Après avoir examiné, le 15 juin dernier, le rapport de la mission d’évaluation qui s’est rendue au Burundi, du 16 au 24 mai 2004, pour déterminer la faisabilité de l’établissement d’une commission d’enquête judiciaire internationale*, conformément à l’Accord de paix et de réconciliation, signé à Arusha en 2000, le Conseil de sécurité a adopté, ce matin, à l’unanimité, la résolution 1606 (2005).  Il y prie le Secrétaire général d’engager des négociations avec le Gouvernement et des consultations avec les parties burundaises concernées sur la mise en œuvre des recommandations de la mission d’évaluation et de lui faire rapport, d’ici le 30 septembre 2005, sur les détails de la mise en œuvre, y compris les dépenses, les structures et le calendrier. 


Pour affermir la paix et la réconciliation au Burundi, le Conseil se dit, en effet, convaincu de la nécessité d’établir la vérité, d’enquêter sur les crimes, et d’identifier et de traduire en justice ceux qui portent la responsabilité la plus lourde des crimes de génocide, des crimes contre l’humanité et des crimes de guerre commis depuis l’indépendance du pays.  Dans son rapport, la mission d’évaluation recommande la création d’un mécanisme non judiciaire, sous la forme d’une commission de la vérité, et celle d’un mécanisme judiciaire, sous la forme d’une chambre spéciale au sein de l’appareil judiciaire burundais, qui seraient tous deux composés d’un personnel international et national.
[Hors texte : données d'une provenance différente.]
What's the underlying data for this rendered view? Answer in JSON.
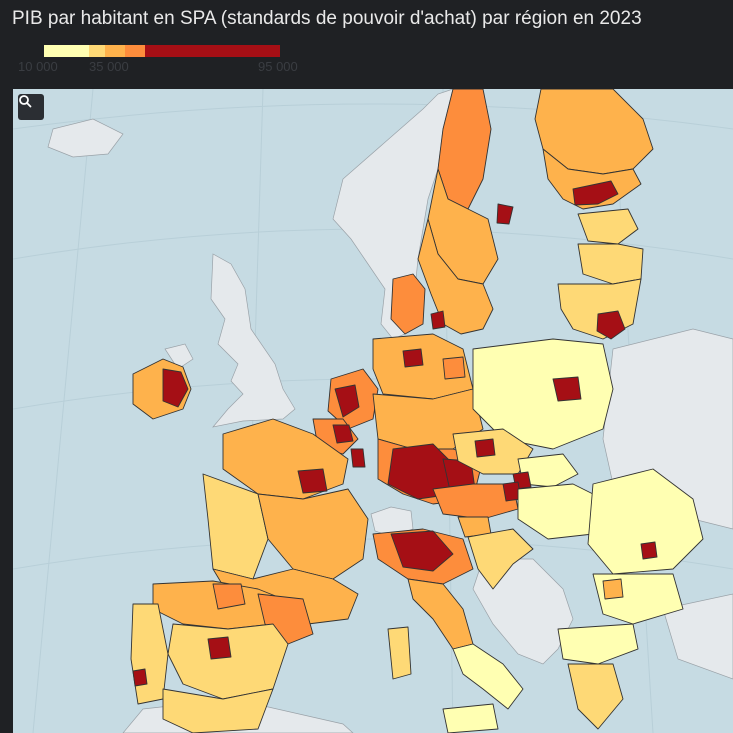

La compétence temporelle de la commission porterait sur la période allant de 1962 à 2000 tandis que celle de la chambre spéciale se limiterait aux phases spécifiques du conflit et inclurait au minimum les évènements intervenus entre 1972 et 1993. 


* S/2005/156


Texte du projet de résolution S/2005/395


Le Conseil de sécurité,


Réaffirmant son appui au processus de l’Accord pour la paix et la réconciliation au Burundi, signé à Arusha le 28 août 2000,


Convaincu de la nécessité, pour affermir la paix et la réconciliation au Burundi, d’établir la vérité, d’enquêter sur les crimes, et d’identifier et de traduire en justice ceux qui portent la responsabilité la plus lourde des crimes de génocide, des crimes contre l’humanité et des crimes de guerre commis au Burundi depuis l’indépendance, de dissuader, à l’avenir, la commission de crimes de cette nature, et de mettre fin au climat d’impunité, au Burundi et dans l’ensemble de la région de l’Afrique des grands lacs,


Soulignant qu’une aide internationale appropriée au Burundi est nécessaire pour aider le peuple burundais à mettre fin à l’impunité, à promouvoir la réconciliation, et à établir une société et un État de droit,


Ayant pris note de la lettre adressée le 24 juillet 2002 par le Président de la République du Burundi alors en exercice, M. Pierre Buyoya, au Secrétaire général pour demander l’établissement d’une commission d’enquête judiciaire internationale, conformément à l’accord d’Arusha,


Ayant également pris note du rapport transmis par le Secrétaire général au Conseil de sécurité le 11 mars 2005 (S/2005/158), à la suite de la mission d’évaluation qu’il avait envoyée au Burundi, du 16 au 24 mai 2004, afin d’examiner l’opportunité et la faisabilité de l’établissement d’une telle commission,


Ayant entendu l’opinion du gouvernement burundais de transition, exposée par son ministre de la justice, M. Didace Kiganahe, le 15 juin 2005, sur les recommandations contenues dans ce rapport, qui visent à la création d’une commission mixte de la vérité et d’une chambre spéciale au sein de l’appareil judiciaire burundais,


Reconnaissant l’importance cruciale que revêt la réconciliation pour la paix et l’unité nationale au Burundi et partageant l’opinion selon laquelle une future commission de la vérité devrait y contribuer,


1.    Prie le Secrétaire général d’engager des négociations avec le gouvernement et des consultations avec les parties burundaises concernées sur la mise en œuvre de ses recommandations, et de faire rapport au Conseil d’ici le 30 septembre 2005 sur les détails de la mise en œuvre, y compris les dépenses, les structures et le calendrier;


2.    Décide de demeurer saisi de la question.